Erbil, Iraqi Kurdistan

by Erik Futtrup - 1 year, 9 months ago

Iraqi Kurdistan, 17. August 2016

Was this my last mistake to do in life? Entering the AtlasGlobal plane, thinking if it was all a bad idea, and no turning back now… I had just come to Istanbul from Israel, making sure I did not have any papers and stamps from Israel, as Iraq will not allow you to enter in this case – and vice versa, trying not to keep it too obvious while in Israel that I was going to Iraq.

Arriving at 01:30 in the morning in Erbil, I was surprised that I was at my hotel and could go to sleep at 02:00 – 30 seconds for a stamp and welcome, quick transfer with bus from terminal to check-point, a taxi for 15$ to the hotel, as other travelers had described. The airport was new and shiny and high security. The city was empty but well lit, and the hotel Asenappar in the mainly Christian suburb of Ainkawa was open when I arrived. OK, so far, though still a bit high on adrenaline.

Up at 9 for breakfast in the nice hotel, and now ready for the next test of my stepping out of my comfort zone. The neighborhood was quiet and businesses opening up at around 10 when I walked around. Visited a couple of churches (saint Georges – the one with the dragon slayer), a catholic church. Butchers with cow heads outside and friendly owner who wanted his picture taken with a nice slab of meat.

Erbil has not too many sights, but the center with the Citadel is a must as a couple of other places. Changed some money with a money changer at the corner (ca. 1200IQD/$) As happened with all taxi drivers I took, they spoke only a few words of English, but all happy to hear I was from Denmark, holding their fingers close as to indicate we were friends with Kurds. It was already hot now, mid-thirties to end at 40 in the afternoon. Busy in the center, but not too crowded and I was not intimidated or approached. Walked through the nearby bazar and up the north entrance to the Citadel (the southern was closed). The citadel is the longest continuously inhabited city in the world (supposedly) – for 8000 years. It rises above the city and you get great views from here – though it was hazy from the hot desert air. The citadel was not too exiting in itself, but had a small mosque and a huge pole with the Kurdish flag.
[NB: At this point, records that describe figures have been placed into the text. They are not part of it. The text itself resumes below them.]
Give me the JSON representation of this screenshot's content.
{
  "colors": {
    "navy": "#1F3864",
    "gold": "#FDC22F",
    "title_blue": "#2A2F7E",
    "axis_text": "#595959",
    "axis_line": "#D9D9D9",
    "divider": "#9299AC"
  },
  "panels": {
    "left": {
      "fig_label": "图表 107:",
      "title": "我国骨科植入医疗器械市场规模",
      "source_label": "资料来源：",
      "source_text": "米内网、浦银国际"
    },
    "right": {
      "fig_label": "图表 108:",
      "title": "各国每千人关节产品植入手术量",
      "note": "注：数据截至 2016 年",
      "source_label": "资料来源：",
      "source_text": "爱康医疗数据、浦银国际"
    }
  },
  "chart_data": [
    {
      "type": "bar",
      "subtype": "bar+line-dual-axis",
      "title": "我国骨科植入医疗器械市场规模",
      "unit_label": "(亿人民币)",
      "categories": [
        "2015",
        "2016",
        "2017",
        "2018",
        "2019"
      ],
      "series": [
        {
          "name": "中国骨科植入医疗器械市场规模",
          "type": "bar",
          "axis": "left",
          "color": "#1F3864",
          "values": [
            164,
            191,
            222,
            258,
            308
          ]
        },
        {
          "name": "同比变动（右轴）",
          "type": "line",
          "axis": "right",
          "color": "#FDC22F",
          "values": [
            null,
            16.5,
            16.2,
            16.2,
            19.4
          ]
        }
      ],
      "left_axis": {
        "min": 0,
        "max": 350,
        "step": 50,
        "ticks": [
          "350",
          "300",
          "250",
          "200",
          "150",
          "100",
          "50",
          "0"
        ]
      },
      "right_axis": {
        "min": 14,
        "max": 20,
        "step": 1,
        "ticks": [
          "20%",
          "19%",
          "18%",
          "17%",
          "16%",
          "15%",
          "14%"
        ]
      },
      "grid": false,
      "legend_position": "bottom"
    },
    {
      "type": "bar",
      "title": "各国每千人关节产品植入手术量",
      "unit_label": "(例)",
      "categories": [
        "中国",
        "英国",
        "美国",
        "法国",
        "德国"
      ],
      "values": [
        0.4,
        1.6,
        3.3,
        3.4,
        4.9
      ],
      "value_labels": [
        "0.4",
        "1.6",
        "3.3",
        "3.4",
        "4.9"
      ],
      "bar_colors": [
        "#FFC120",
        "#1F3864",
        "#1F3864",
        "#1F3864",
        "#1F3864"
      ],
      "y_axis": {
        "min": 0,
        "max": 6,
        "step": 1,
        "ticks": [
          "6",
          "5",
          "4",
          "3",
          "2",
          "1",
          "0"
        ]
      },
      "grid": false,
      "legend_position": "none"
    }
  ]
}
After a quick refreshment in the bazar, a taxi to the big park – Martyr Sami Abdulrahman park – it was a nice park, but I was practically alone in the middle of the hot day. The Park restaurant was closed, which I had targeted for lunch, but ok, took a taxi back to Ainkawa outside the parliament. Damascino for lunch, next to the hotel. They had a small altar for Syria while the television featured the current big attach on nearby Mosul (50 km away). Siesta and at 16:30 a taxi to the Family Mall. Could have been anywhere on earth, higher prices than elsewhere. Got a nice coffee, cheap dvd’s (2$ each) – latest releases – probably not fully legal… A dinner at the food court before heading home to sleep. In general I paid 5$ or 4-5000 ID for transport – I typically suggested it. To bed at 20:00 to get up again at 01:00 in the morning for my flight. Taxi – a driver with a small boy – who talked all the way, the little English he could. He would like to move to Germany – next month. First check, then a thorough check for all cars – for bombs, with dogs etc, then for the next checkpoint for bag scans, bus to the terminal, check in, passport check, then another bag scan for the departure wing.

Random notes:

  • T-shirt is the general wear by men, some women wear a scarf, but not a majority.
  • The main reason to do this trip now, was the new law about countries you are not allowed to visit as a Dane – a list to be announced in September.